Top administrators for club sports organizations in Maine expressed frustration Friday over being told that they must halt their activities to align with the state’s revised Community Sports Guidelines.

Lenny Holmes, the director of Maine Hoops, would have liked a little advance warning.

“I did not think they would go to this extreme where they would put out new guidelines on a Friday and not give us a week to get ourselves together,” said Holmes, whose organization oversees most of the club basketball tournaments in Maine.

Andrew Pelletier, the director of operations of Seacoast United Maine, wishes youth sports organizers could have had a voice in the decision.

“There’s a lot of smart people in these sports organizations around the state and I haven’t been a part of any conversations with the state and we’re the largest soccer club in Maine,” Pelletier said. “I would love to just get some reasoning and some ideas of what’s happening ahead of time, rather than finding out through the news, but that is what it is and we’ll see what happens.”

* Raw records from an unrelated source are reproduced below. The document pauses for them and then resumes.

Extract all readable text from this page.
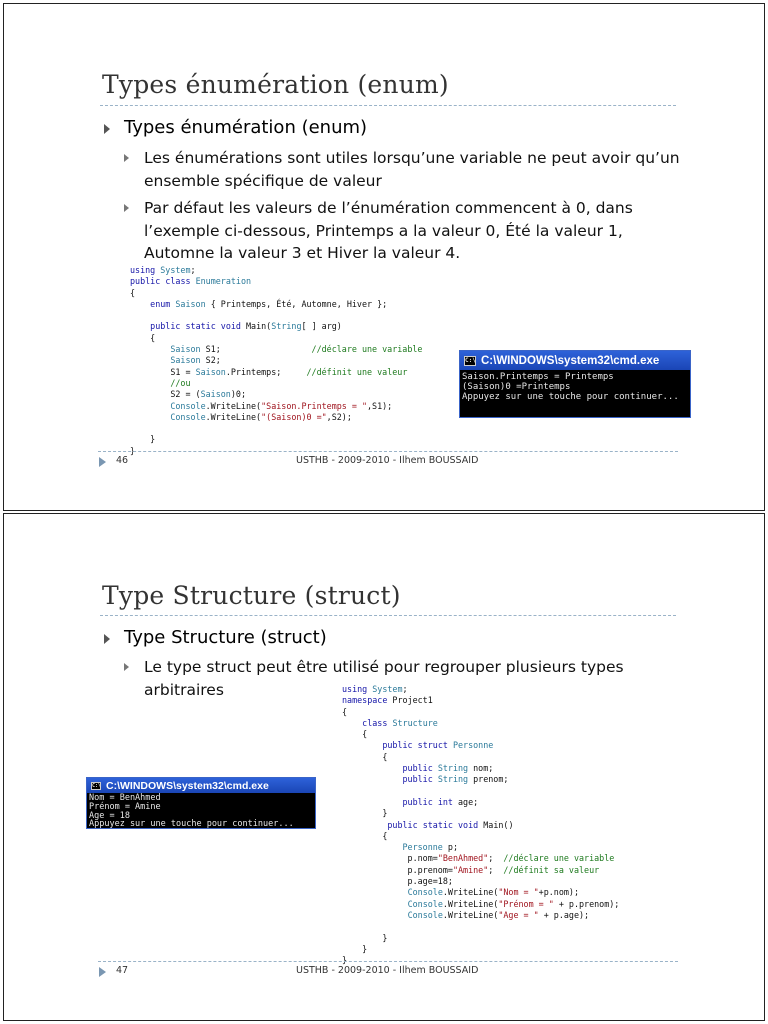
Types énumération (enum)
Types énumération (enum)
Les énumérations sont utiles lorsqu’une variable ne peut avoir qu’un ensemble spécifique de valeur
Par défaut les valeurs de l’énumération commencent à 0, dans l’exemple ci-dessous, Printemps a la valeur 0, Été la valeur 1, Automne la valeur 3 et Hiver la valeur 4.
using System;
public class Enumeration
{
enum Saison { Printemps, Été, Automne, Hiver };

public static void Main(String[ ] arg)
{
Saison S1;                  //déclare une variable
Saison S2;
S1 = Saison.Printemps;     //définit une valeur
//ou
S2 = (Saison)0;
Console.WriteLine("Saison.Printemps = ",S1);
Console.WriteLine("(Saison)0 =",S2);

}
}
C:\ C:\WINDOWS\system32\cmd.exe
Saison.Printemps = Printemps
(Saison)0 =Printemps
Appuyez sur une touche pour continuer...
46	USTHB - 2009-2010 - Ilhem BOUSSAID
Type Structure (struct)
Type Structure (struct)
Le type struct peut être utilisé pour regrouper plusieurs types arbitraires	using System;
namespace Project1
{
class Structure
{
public struct Personne
{
public String nom;
public String prenom;

public int age;
}
public static void Main()
{
Personne p;
p.nom="BenAhmed";  //déclare une variable
p.prenom="Amine";  //définit sa valeur
p.age=18;
Console.WriteLine("Nom = "+p.nom);
Console.WriteLine("Prénom = " + p.prenom);
Console.WriteLine("Age = " + p.age);

}
}
}
C:\ C:\WINDOWS\system32\cmd.exe
Nom = BenAhmed
Prénom = Amine
Age = 18
Appuyez sur une touche pour continuer...
47	USTHB - 2009-2010 - Ilhem BOUSSAID
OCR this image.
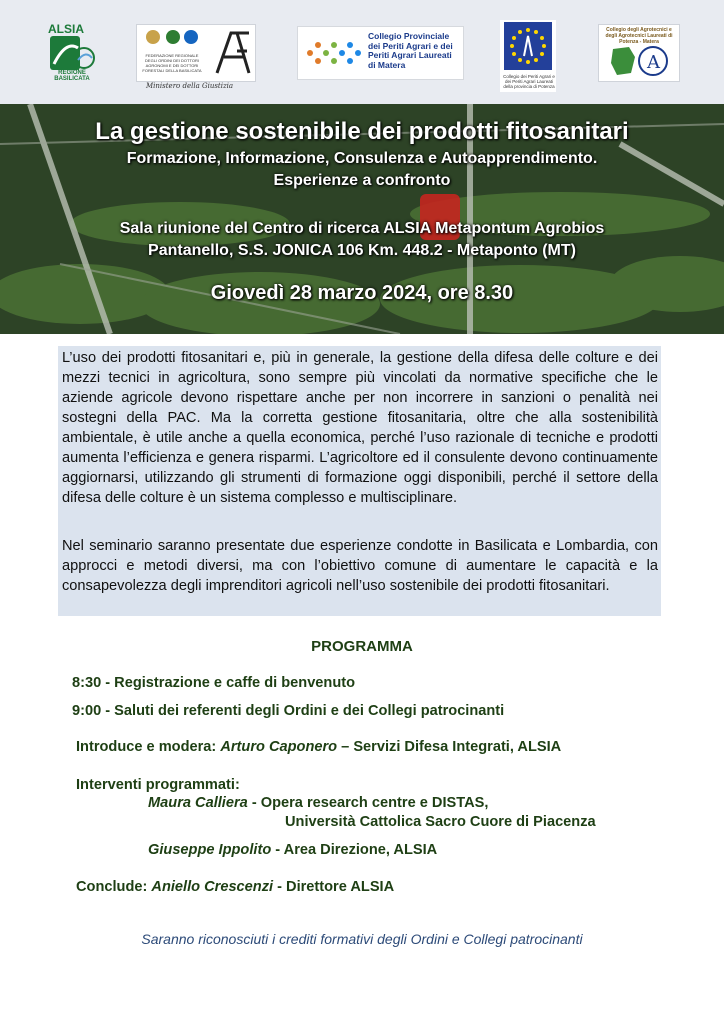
ALSIA
REGIONE BASILICATA
FEDERAZIONE REGIONALE DEGLI ORDINI DEI DOTTORI AGRONOMI E DEI DOTTORI FORESTALI DELLA BASILICATA
Ministero della Giustizia
Collegio Provinciale dei Periti Agrari e dei Periti Agrari Laureati di Matera
Collegio dei Periti Agrari e dei Periti Agrari Laureati della provincia di Potenza
Collegio degli Agrotecnici e degli Agrotecnici Laureati di Potenza - Matera
A
La gestione sostenibile dei prodotti fitosanitari
Formazione, Informazione, Consulenza e Autoapprendimento.
Esperienze a confronto
Sala riunione del Centro di ricerca ALSIA Metapontum Agrobios
Pantanello, S.S. JONICA 106 Km. 448.2 - Metaponto (MT)
Giovedì 28 marzo 2024, ore 8.30

L’uso dei prodotti fitosanitari e, più in generale, la gestione della difesa delle colture e dei mezzi tecnici in agricoltura, sono sempre più vincolati da normative specifiche che le aziende agricole devono rispettare anche per non incorrere in sanzioni o penalità nei sostegni della PAC. Ma la corretta gestione fitosanitaria, oltre che alla sostenibilità ambientale, è utile anche a quella economica, perché l’uso razionale di tecniche e prodotti aumenta l’efficienza e genera risparmi. L’agricoltore ed il consulente devono continuamente aggiornarsi, utilizzando gli strumenti di formazione oggi disponibili, perché il settore della difesa delle colture è un sistema complesso e multisciplinare.

Nel seminario saranno presentate due esperienze condotte in Basilicata e Lombardia, con approcci e metodi diversi, ma con l’obiettivo comune di aumentare le capacità e la consapevolezza degli imprenditori agricoli nell’uso sostenibile dei prodotti fitosanitari.

PROGRAMMA
8:30 - Registrazione e caffe di benvenuto
9:00 - Saluti dei referenti degli Ordini e dei Collegi patrocinanti
Introduce e modera: Arturo Caponero – Servizi Difesa Integrati, ALSIA
Interventi programmati:
Maura Calliera - Opera research centre e DISTAS,
Università Cattolica Sacro Cuore di Piacenza
Giuseppe Ippolito - Area Direzione, ALSIA
Conclude: Aniello Crescenzi - Direttore ALSIA
Saranno riconosciuti i crediti formativi degli Ordini e Collegi patrocinanti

Mike Keaney, president of the Maine Amateur Hockey Association, says his organization has complied with the state’s guidelines.

“We wish quite honestly we’d had a little more opportunity to have some input,” Keaney said. “We were in compliance up until this point and we’ll continue to be in compliance, but what that means essentially is we have to shut down youth hockey for two months to be in compliance.”

According to the guidelines updated on Friday, team practices are to be halted for moderate-risk sports such as hockey, basketball and soccer until Dec. 14, with games allowed on or after Jan. 11, pending further review expected around Jan. 1.

Jeanne Lambrew, commissioner of the Maine Department of Health and Human Services, made it clear the updated guidelines apply to club sports.

“The short answer is, yes,” Lambrew said when asked if club organizations currently holding games should halt activities.

Holmes said he has postponed this weekend’s scheduled games and did not have any further activity in southern Maine scheduled until Dec. 4. Pelletier said he would need to meet with his Seacoast United management team before making any final decisions on what his club can offer. Keaney said all practices and games involving leagues in his hockey association have been suspended.

Club programs in many sports have been operating throughout the state since the summer months.

Lambrew said a primary goal of updating the guidelines was to make them consistent for club and school sports.

“There’s a lot to be said for uniformity. It’s a hard sell to tell kids they can’t play for their school, but they’re out playing for a travel team,” said Dean Plante, athletic director and girls’ basketball coach at Old Orchard Beach.

“I’m torn. As a high school coach, you want your kids to play AAU. But you don’t want AAU to ruin your high school season,” said John Trull, the boys’ basketball coach at Bonny Eagle.

Essentially, club sports now will be expected to operate as high school sports did this fall: viewing the guidelines as requirements – not recommendations, as they previously were called – and halting activities in counties determined to be in the “yellow” category, meaning an increased risk of virus spread, by the Maine Department of Education. Four of Maine’s 16 counties – Knox, Somerset, Franklin and Washington – are currently designated yellow.

“Organizers of community sports should suspend competitions and group practices in counties categorized as ‘Yellow,'” the updated guidelines state.

Another change actually could benefit the perception of how club sports are operating. Previously, the guidelines recommended moderate-risk sports not be played indoors. Now they are allowed to play games indoors starting Jan. 11, with athletes, coaches and officials wearing face masks at all times.

“I think we have always completely tried to follow the community sports guidelines,” said Holmes, the director of Maine Hoops. “That’s what we’ve done and I think that’s why we’ve been successful in terms of zero cases of spread in the 1,500 games we’ve run since June. We want to do things the right way. I think there’s a complete misconception by some that we’re a nefarious group trying to jump through loopholes. We have followed the guidelines and have never not laid our plans out to the state.”

“We have thousands of youth hockey players impacted,” Keaney said. “We want to protect them, but we also know shutting them down has an impact on their well-being as well. I’m a volunteer. I don’t get paid for this. But we have rink partners and people that sell gear and equipment that depend on the sport of hockey for their living and they’re going to be impacted as well.”

Staff Writer Mike Lowe contributed to this story.